« Chewing-Gum » de Mansour Bushnaf: l’art de mâcher du vide!

Que peut-on bien attendre d’un roman dont le titre est « Chewing-Gum »? Devant la page couverture où l’on voit une simple pâte à mâcher de couleur verte dans un emballage en aluminium déplié, notre curiosité était à son comble.

Ce premier roman en langue arabe de Mansour Bushnaf contient des histoires d’amour qui se lient et se délient jusqu’à l’épuisement du sens. On referme le livre comme on jette un chewing-gum qui n’a plus de saveur après l’avoir trop mâché: à l’évidence aucune histoire ne se tient!

L’écrivain libyen pose l’acte masticatoire comme fondement de sa narration. Dans un va-et-vient continuel entre le passé et le présent, il ressasse ce qui n’est plus dans la ville de Tripoli dévorée par l’obsession consumériste de ses habitants pour le chewing-gum. L’histoire de la Libye défile dans les limites d’un Parc où le temps semble avoir effacé les vestiges de l’époque romaine, l’occupation ottomane, la colonisation italienne, le passage rapide des Britanniques, le règne de la monarchie jusqu’à la révolution des El-Senussi, à l’exception du musée adjacent, où se trouve une statue, d’origine inconnue, possédant le pouvoir maléfique de rendre fou quiconque prend conscience de ses attributs charnels.

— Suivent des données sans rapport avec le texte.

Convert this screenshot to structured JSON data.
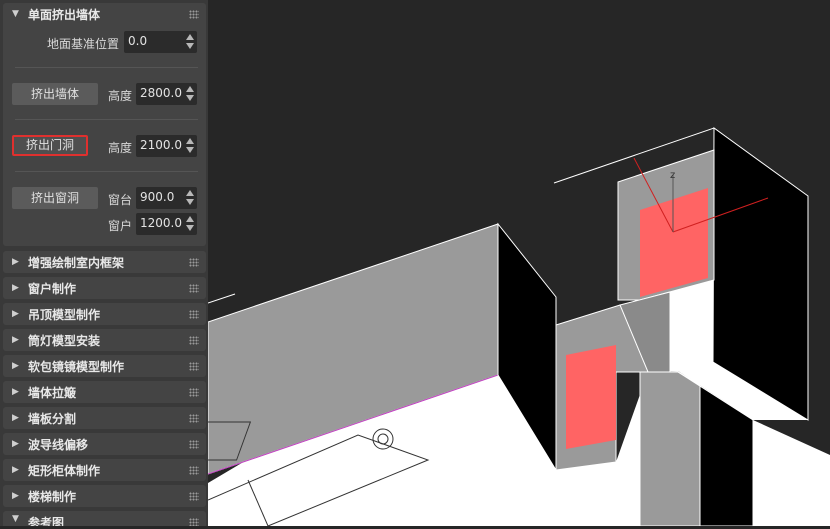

C’est dans ce Parc que débute l’histoire du Héros de ce roman venu s’y balader en compagnie de l’Héroïne après avoir visité le musée pour admirer la fameuse statue. Il se fige comme une pierre lorsque sa bien-aimée, visiblement pas très éprise de lui, se dérobe à sa vue, sans rien dire, sans même se retourner, disparaissant petit à petit au coucher du soleil, vêtue d’un manteau noir et d’un châle rouge.

Le temps s’arrête pendant dix bonnes années pour le Héros, au cours desquelles il reste debout, immobile à l’ombre d’un arbre dans le Parc, sans aucune prise sur l’histoire ou possibilité d’inverser son cours. L’Héroïne, quant à elle, continue sa vie, succombant à son tour à l’appel de la gomme dont elle en fait son outil de travail de prostitution, puisque sa disponibilité se mesure à la façon de mâcher la chiclette. Elle croise des  personnages en lien avec le Héros, auquel elle ne pense plus, et devient à son insu le fil conducteur de plusieurs histoires, toutes versées dans l’obsession d’un amour raté ou d’une occasion manquée.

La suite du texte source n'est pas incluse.